Battling against his new uncontrollable aggressive alter-ego, Vincent hides from the world but secretly tries to recapture some of his humanity, performing acts of vigilante justice.
"He is human at heart," Ryan says, "he's just got this chemical buildup inside him which is making him this sort of fierce killing machine. But with this Beast that chemical imbalance comes out when his instinct is to protect or to save or to kill if he feels threatened.
"Every other time he's Vincent, he's just keeping himself at bay, he's calm, he's the same man he used to be."
For every Beast, there must be a beauty. Former Smallville star Kristin Kreuk plays Catherine - a woman haunted by the memories of her mother's murder and the mystery figure who saved her from the same fate. Flashing forward nine years, she has become a hard-nosed homicide detective, searching for answers to her mother's death and the identity of the beast-like creature who rescued her.
"[Vincent and Catherine] are both alphas, very dominant individuals who want to feel like they can control matters so bad things don't happen in their lives," Kreuk said in an interview with The Fresno Bee's Rick Bentley.

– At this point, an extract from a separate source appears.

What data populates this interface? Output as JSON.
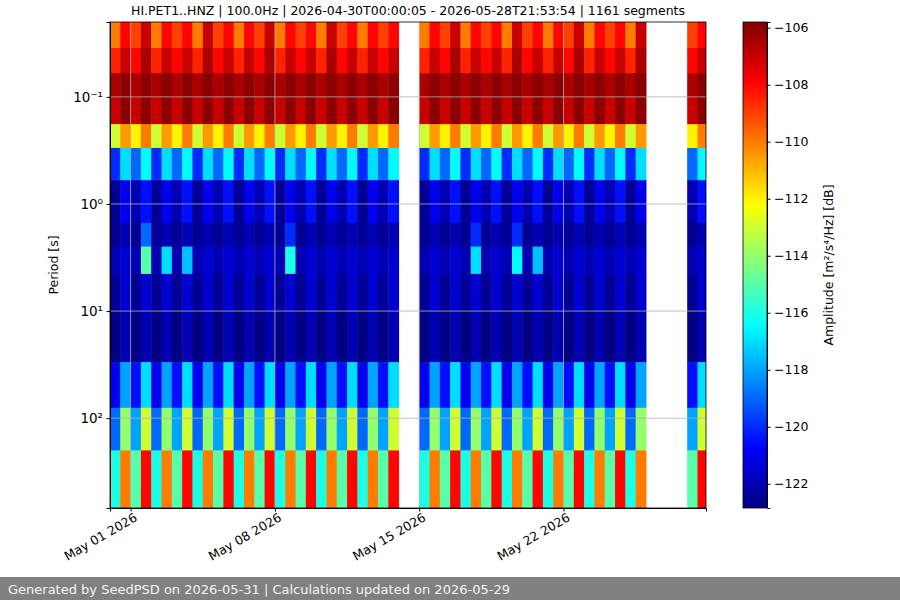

Critical reception was mixed when the series debuted in the US late last year. While Stuever called it "hideously blah" and Variety's Brian Lowry said the show would be "hard-pressed to get under viewers' skin", NY Times' Neil Genzlinger said "the pilot [episode's] hint of a connection between the beast's condition and the murder of Catherine's mother offers the promise of future depth".
But culture blogger Alyssa Rosenberg was more concerned about the show's glorification of a potentially abusive relationship to its largely young, female audience, accusing it of "playing right into one of TV's current favourite tropes: romanticising troubling relationships between violent men and the women who adore them".

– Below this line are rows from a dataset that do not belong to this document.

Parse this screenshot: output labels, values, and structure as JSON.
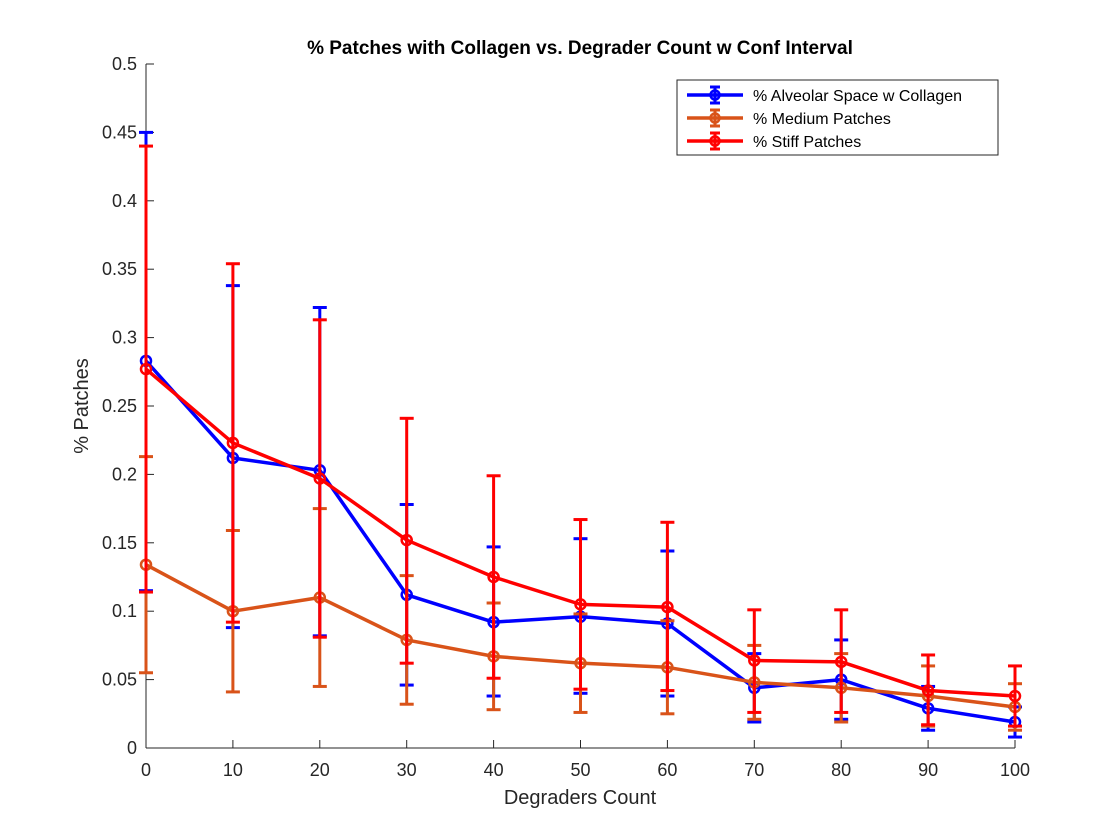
{
  "chart_data": {
    "type": "line",
    "title": "% Patches with Collagen vs. Degrader Count w Conf Interval",
    "xlabel": "Degraders Count",
    "ylabel": "% Patches",
    "xlim": [
      0,
      100
    ],
    "ylim": [
      0,
      0.5
    ],
    "xticks": [
      0,
      10,
      20,
      30,
      40,
      50,
      60,
      70,
      80,
      90,
      100
    ],
    "xtick_labels": [
      "0",
      "10",
      "20",
      "30",
      "40",
      "50",
      "60",
      "70",
      "80",
      "90",
      "100"
    ],
    "yticks": [
      0,
      0.05,
      0.1,
      0.15,
      0.2,
      0.25,
      0.3,
      0.35,
      0.4,
      0.45,
      0.5
    ],
    "ytick_labels": [
      "0",
      "0.05",
      "0.1",
      "0.15",
      "0.2",
      "0.25",
      "0.3",
      "0.35",
      "0.4",
      "0.45",
      "0.5"
    ],
    "grid": false,
    "legend_position": "top-right",
    "x": [
      0,
      10,
      20,
      30,
      40,
      50,
      60,
      70,
      80,
      90,
      100
    ],
    "series": [
      {
        "name": "% Alveolar Space w Collagen",
        "color": "#0000ff",
        "values": [
          0.283,
          0.212,
          0.203,
          0.112,
          0.092,
          0.096,
          0.091,
          0.044,
          0.05,
          0.029,
          0.019
        ],
        "lower": [
          0.115,
          0.088,
          0.082,
          0.046,
          0.038,
          0.04,
          0.038,
          0.019,
          0.021,
          0.013,
          0.008
        ],
        "upper": [
          0.45,
          0.338,
          0.322,
          0.178,
          0.147,
          0.153,
          0.144,
          0.069,
          0.079,
          0.045,
          0.03
        ]
      },
      {
        "name": "% Medium Patches",
        "color": "#d95319",
        "values": [
          0.134,
          0.1,
          0.11,
          0.079,
          0.067,
          0.062,
          0.059,
          0.048,
          0.044,
          0.038,
          0.03
        ],
        "lower": [
          0.055,
          0.041,
          0.045,
          0.032,
          0.028,
          0.026,
          0.025,
          0.021,
          0.019,
          0.016,
          0.013
        ],
        "upper": [
          0.213,
          0.159,
          0.175,
          0.126,
          0.106,
          0.098,
          0.093,
          0.075,
          0.069,
          0.06,
          0.047
        ]
      },
      {
        "name": "% Stiff Patches",
        "color": "#ff0000",
        "values": [
          0.277,
          0.223,
          0.197,
          0.152,
          0.125,
          0.105,
          0.103,
          0.064,
          0.063,
          0.042,
          0.038
        ],
        "lower": [
          0.114,
          0.092,
          0.081,
          0.062,
          0.051,
          0.043,
          0.042,
          0.026,
          0.026,
          0.017,
          0.016
        ],
        "upper": [
          0.44,
          0.354,
          0.313,
          0.241,
          0.199,
          0.167,
          0.165,
          0.101,
          0.101,
          0.068,
          0.06
        ]
      }
    ]
  }
}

But in her interview with Bentley, Kreuk praised the strength of her character, both in and out of her relationship with Vincent.
"This is in many ways a partnership. Sometimes she will have to help him, and at times, he'll help her. In this case, there isn't an underlying assumption that a man needs to save a woman. It's not about being like a man, but about being a woman and being as fully that as possible."
And Kreuk believes even in the new, modern-day version, the underlying message of Beauty and the Beast remains the same.
"Thematically, it's beautiful. What we are trying to say is so gorgeous - that people are beyond what they look like. With all of the versions of Beauty and the Beast, it's not just that we are beyond what we look like, it's that there's a human being underneath all these things. There are all these layers that we put up and there's a soul that exists and it takes time to get there. This show is about two people trying to discover that with each other and within themselves."
"Beauty and the Beast as a story is universal," Ryan says. "Everybody knows it and I guess everyone will be extremely intrigued to see what we've done with our interpretation."